Experts note, for instance, that autocratic societies like China have
experienced fewer terrorist attacks than, say, India.
Others
argue that repression only fosters terrorism. “The more you fight any
expression of dissent under the banner of ‘counterterrorism,’ the more
you foster the very same terrorist threat,” Jean-Pierre Filiu, a
professor at the Institute for Political Studies, wrote recently. He
cited the case of Algeria, where an Islamic party’s victory at the polls
in 1992 was suppressed by a military coup, leading to a decade-long war
with marginalized jihadists that cost the lives of some 150,000
Algerians, mostly civilians.
As
they set out to recreate a caliphate, ISIS leaders have reportedly
instituted elements of a functioning state in places like Raqqa in
Syria.
But
ISIS rule is enforced by fear, rather than free consent. “If you
believe the right way to regulate society should be determined by the
word handed down by a 7th century prophet, that rules out having a vote
on it,” said Patrick Cockburn, an Irish journalist and author of “The
Rise of Islamic State: ISIS and the New Sunni Revolution.”
ISIS’s
military victories against the Iraqi Army and aggressive U.S.-led
airstrikes have made it into something that Al Qaeda never was: a
winning cause.

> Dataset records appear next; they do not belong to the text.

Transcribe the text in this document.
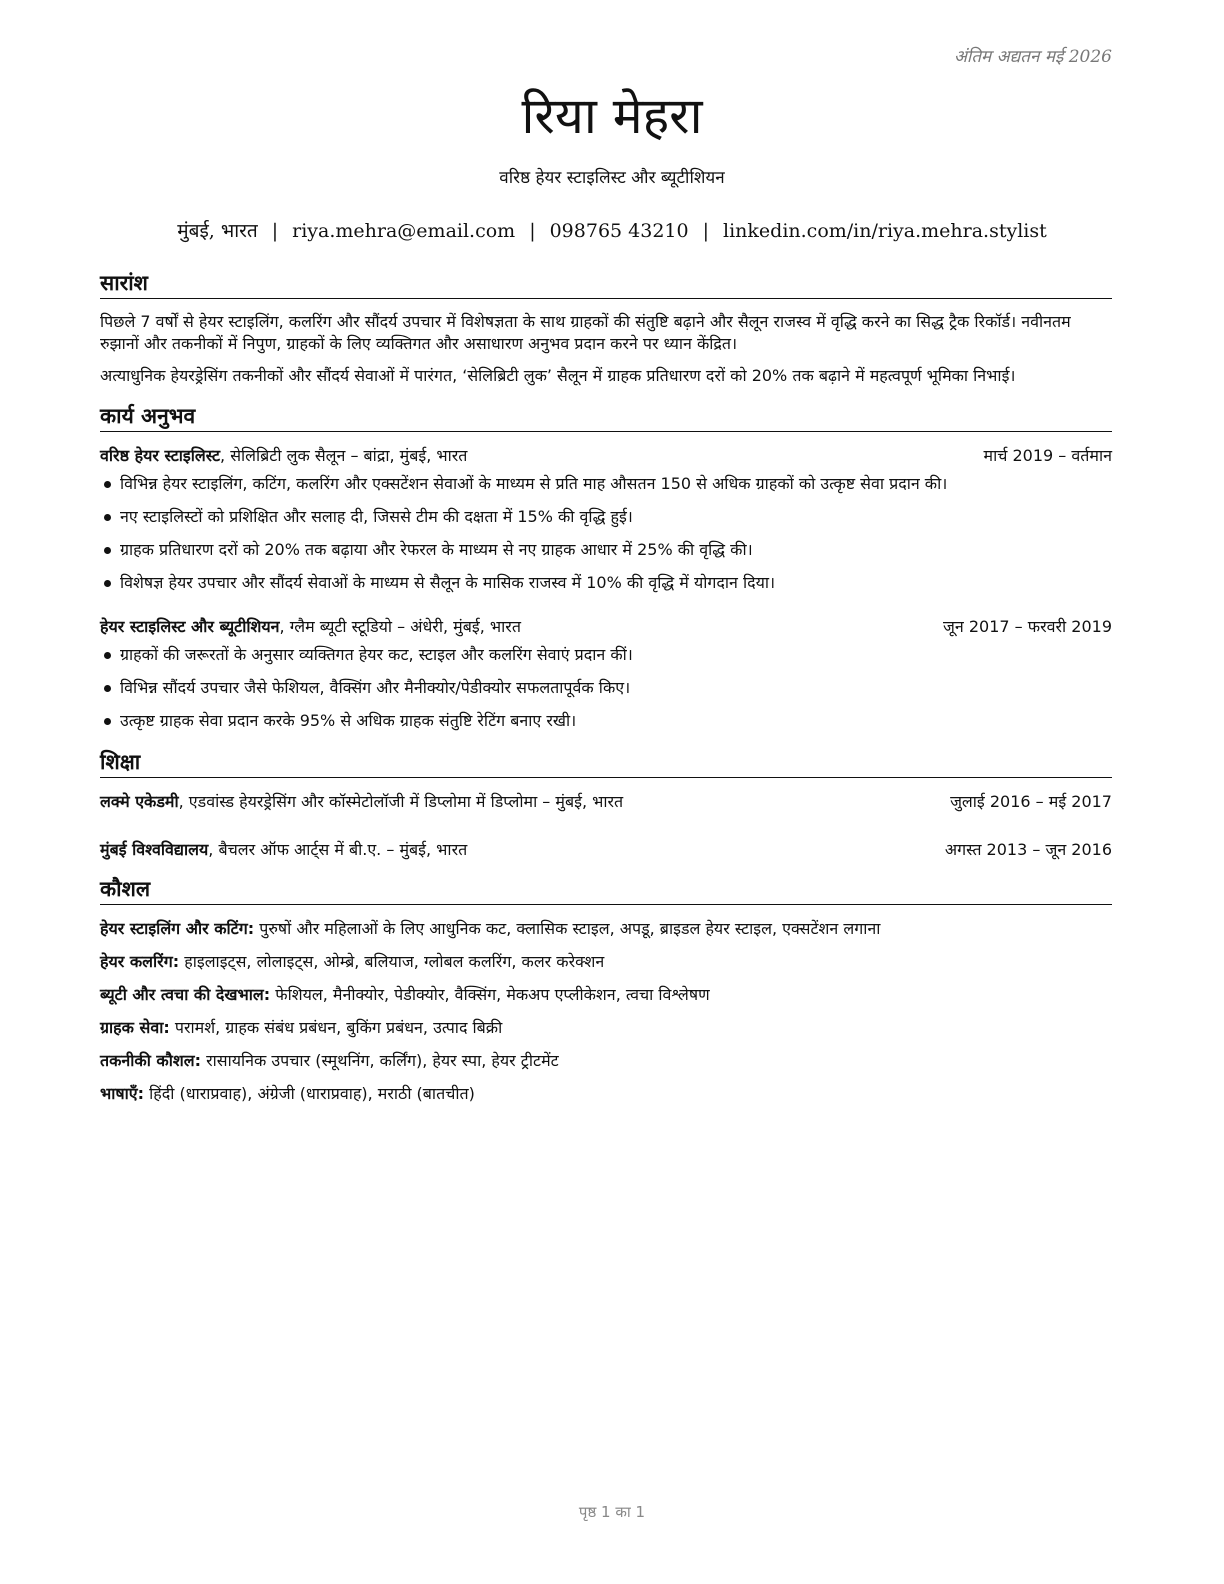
अंतिम अद्यतन मई 2026
रिया मेहरा
वरिष्ठ हेयर स्टाइलिस्ट और ब्यूटीशियन
मुंबई, भारत | riya.mehra@email.com | 098765 43210 | linkedin.com/in/riya.mehra.stylist
सारांश

पिछले 7 वर्षों से हेयर स्टाइलिंग, कलरिंग और सौंदर्य उपचार में विशेषज्ञता के साथ ग्राहकों की संतुष्टि बढ़ाने और सैलून राजस्व में वृद्धि करने का सिद्ध ट्रैक रिकॉर्ड। नवीनतम रुझानों और तकनीकों में निपुण, ग्राहकों के लिए व्यक्तिगत और असाधारण अनुभव प्रदान करने पर ध्यान केंद्रित।

अत्याधुनिक हेयरड्रेसिंग तकनीकों और सौंदर्य सेवाओं में पारंगत, ‘सेलिब्रिटी लुक’ सैलून में ग्राहक प्रतिधारण दरों को 20% तक बढ़ाने में महत्वपूर्ण भूमिका निभाई।

कार्य अनुभव
वरिष्ठ हेयर स्टाइलिस्ट, सेलिब्रिटी लुक सैलून – बांद्रा, मुंबई, भारत	मार्च 2019 – वर्तमान
विभिन्न हेयर स्टाइलिंग, कटिंग, कलरिंग और एक्सटेंशन सेवाओं के माध्यम से प्रति माह औसतन 150 से अधिक ग्राहकों को उत्कृष्ट सेवा प्रदान की।
नए स्टाइलिस्टों को प्रशिक्षित और सलाह दी, जिससे टीम की दक्षता में 15% की वृद्धि हुई।
ग्राहक प्रतिधारण दरों को 20% तक बढ़ाया और रेफरल के माध्यम से नए ग्राहक आधार में 25% की वृद्धि की।
विशेषज्ञ हेयर उपचार और सौंदर्य सेवाओं के माध्यम से सैलून के मासिक राजस्व में 10% की वृद्धि में योगदान दिया।
हेयर स्टाइलिस्ट और ब्यूटीशियन, ग्लैम ब्यूटी स्टूडियो – अंधेरी, मुंबई, भारत	जून 2017 – फरवरी 2019
ग्राहकों की जरूरतों के अनुसार व्यक्तिगत हेयर कट, स्टाइल और कलरिंग सेवाएं प्रदान कीं।
विभिन्न सौंदर्य उपचार जैसे फेशियल, वैक्सिंग और मैनीक्योर/पेडीक्योर सफलतापूर्वक किए।
उत्कृष्ट ग्राहक सेवा प्रदान करके 95% से अधिक ग्राहक संतुष्टि रेटिंग बनाए रखी।
शिक्षा
लक्मे एकेडमी, एडवांस्ड हेयरड्रेसिंग और कॉस्मेटोलॉजी में डिप्लोमा में डिप्लोमा – मुंबई, भारत	जुलाई 2016 – मई 2017
मुंबई विश्वविद्यालय, बैचलर ऑफ आर्ट्स में बी.ए. – मुंबई, भारत	अगस्त 2013 – जून 2016
कौशल

हेयर स्टाइलिंग और कटिंग: पुरुषों और महिलाओं के लिए आधुनिक कट, क्लासिक स्टाइल, अपडू, ब्राइडल हेयर स्टाइल, एक्सटेंशन लगाना

हेयर कलरिंग: हाइलाइट्स, लोलाइट्स, ओम्ब्रे, बलियाज, ग्लोबल कलरिंग, कलर करेक्शन

ब्यूटी और त्वचा की देखभाल: फेशियल, मैनीक्योर, पेडीक्योर, वैक्सिंग, मेकअप एप्लीकेशन, त्वचा विश्लेषण

ग्राहक सेवा: परामर्श, ग्राहक संबंध प्रबंधन, बुकिंग प्रबंधन, उत्पाद बिक्री

तकनीकी कौशल: रासायनिक उपचार (स्मूथनिंग, कर्लिंग), हेयर स्पा, हेयर ट्रीटमेंट

भाषाएँ: हिंदी (धाराप्रवाह), अंग्रेजी (धाराप्रवाह), मराठी (बातचीत)

पृष्ठ 1 का 1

An anonymous author, identified as a former official in a
NATO country with wide experience in the Middle East, wrote recently in
The New York Review of Books that the movement’s achievement has been
to create a monopoly on jihad, luring fighters from all over the world.
“The
only change is that there was suddenly a territory available to attract
and house them,” the author wrote. “If the movement had not seized
Raqqa and Mosul, many of these might well have simply continued to live
out their lives with varying degrees of strain — as Normandy dairy
farmers or council employees in Cardiff.”
“We are left again with tautology: ISIS exists because it can exist,” the author wrote. “They are there because they’re there.”